Red Sox

McAdam: Dombrowski believes Red Sox minor league system has what it takes to pull off deadline deals

(Billie Weiss/Boston Red Sox/Getty Images)

MINNEAPOLIS -- The non-waiver trade deadline is still nearly six weeks away, but that's only if you're going by the traditional baseball calendar. When the Kansas City Royals shipped reliever Kelvin Herrera to the Washington Nationals on Monday night, it was a signal to many in the game that trading season was already unofficially underway.

In exchange for Herrera, a closer headed for free agency this off-season, the Royals obtained a package of three prospects from the Nationals, once again highlighting the idea that teams with a good-sized inventory of prospects are best positioned to make mid-season deals and improve themselves for the second half and beyond.

And that, in turn, begs the question: are the Red Sox such a team? That is, do they have enough prospect capital to become players in the competitive June-July trade market?

At first glance, the answer would seem to be: no.

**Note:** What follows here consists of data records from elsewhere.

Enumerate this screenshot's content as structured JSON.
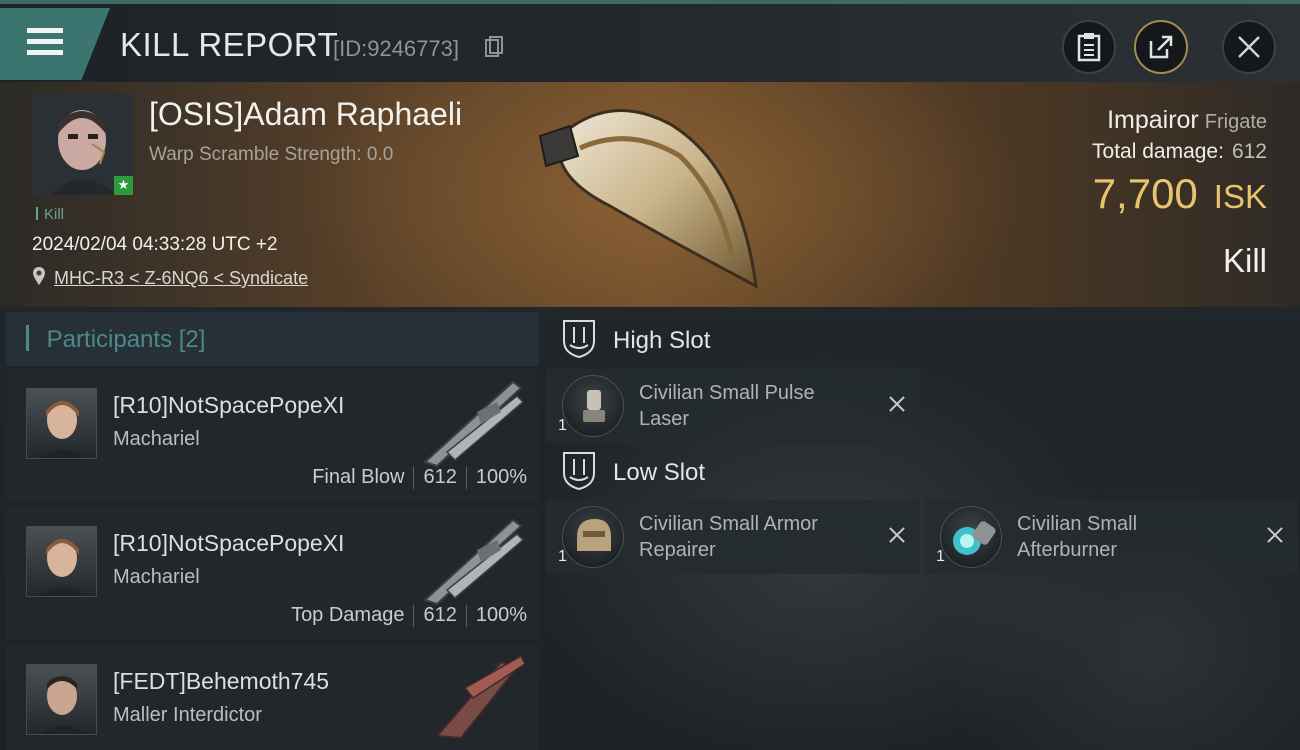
{
  "header": {
    "title": "KILL REPORT",
    "report_id": "[ID:9246773]"
  },
  "victim": {
    "name": "[OSIS]Adam Raphaeli",
    "warp_scramble": "Warp Scramble Strength: 0.0",
    "kill_tag": "Kill",
    "timestamp": "2024/02/04 04:33:28 UTC +2",
    "location": "MHC-R3 < Z-6NQ6 < Syndicate",
    "ship_name": "Impairor",
    "ship_class": "Frigate",
    "total_damage_label": "Total damage:",
    "total_damage_value": "612",
    "isk_value": "7,700",
    "isk_unit": "ISK",
    "result_label": "Kill"
  },
  "participants": {
    "title": "Participants",
    "count": "[2]",
    "items": [
      {
        "name": "[R10]NotSpacePopeXI",
        "ship": "Machariel",
        "role": "Final Blow",
        "damage": "612",
        "percent": "100%"
      },
      {
        "name": "[R10]NotSpacePopeXI",
        "ship": "Machariel",
        "role": "Top Damage",
        "damage": "612",
        "percent": "100%"
      },
      {
        "name": "[FEDT]Behemoth745",
        "ship": "Maller Interdictor",
        "role": "",
        "damage": "",
        "percent": ""
      }
    ]
  },
  "slots": {
    "high": {
      "title": "High Slot",
      "modules": [
        {
          "name": "Civilian Small Pulse Laser",
          "qty": "1"
        }
      ]
    },
    "low": {
      "title": "Low Slot",
      "modules": [
        {
          "name": "Civilian Small Armor Repairer",
          "qty": "1"
        },
        {
          "name": "Civilian Small Afterburner",
          "qty": "1"
        }
      ]
    }
  },
  "colors": {
    "accent_teal": "#3c7470",
    "isk_gold": "#e9c46f",
    "kill_green": "#6fa08e"
  }
}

The Sox have graduated everyday players to the big leagues in each of the last two seasons (Andrew Benintendi in 2016; Rafael Devers in 2017), neither of whom is older than 23. They've dealt off a dozen or so prospects in the last three seasons to obtain pitchers Chris Sale, Craig Kimbrel, Drew Pomeranz and Tyler Thornburg.

And compounding things is the fact that the team's top pitching prospect and top position player prospect are shelved — Jay Groome underwent Tommy John surgery last month and Michael Chavis is serving an 80-game PED suspension — further depleting the team's stock.

Still, president of baseball operations Dave Dombrowski remains upbeat that he can accomplish what he wants with what he has in his minor league system.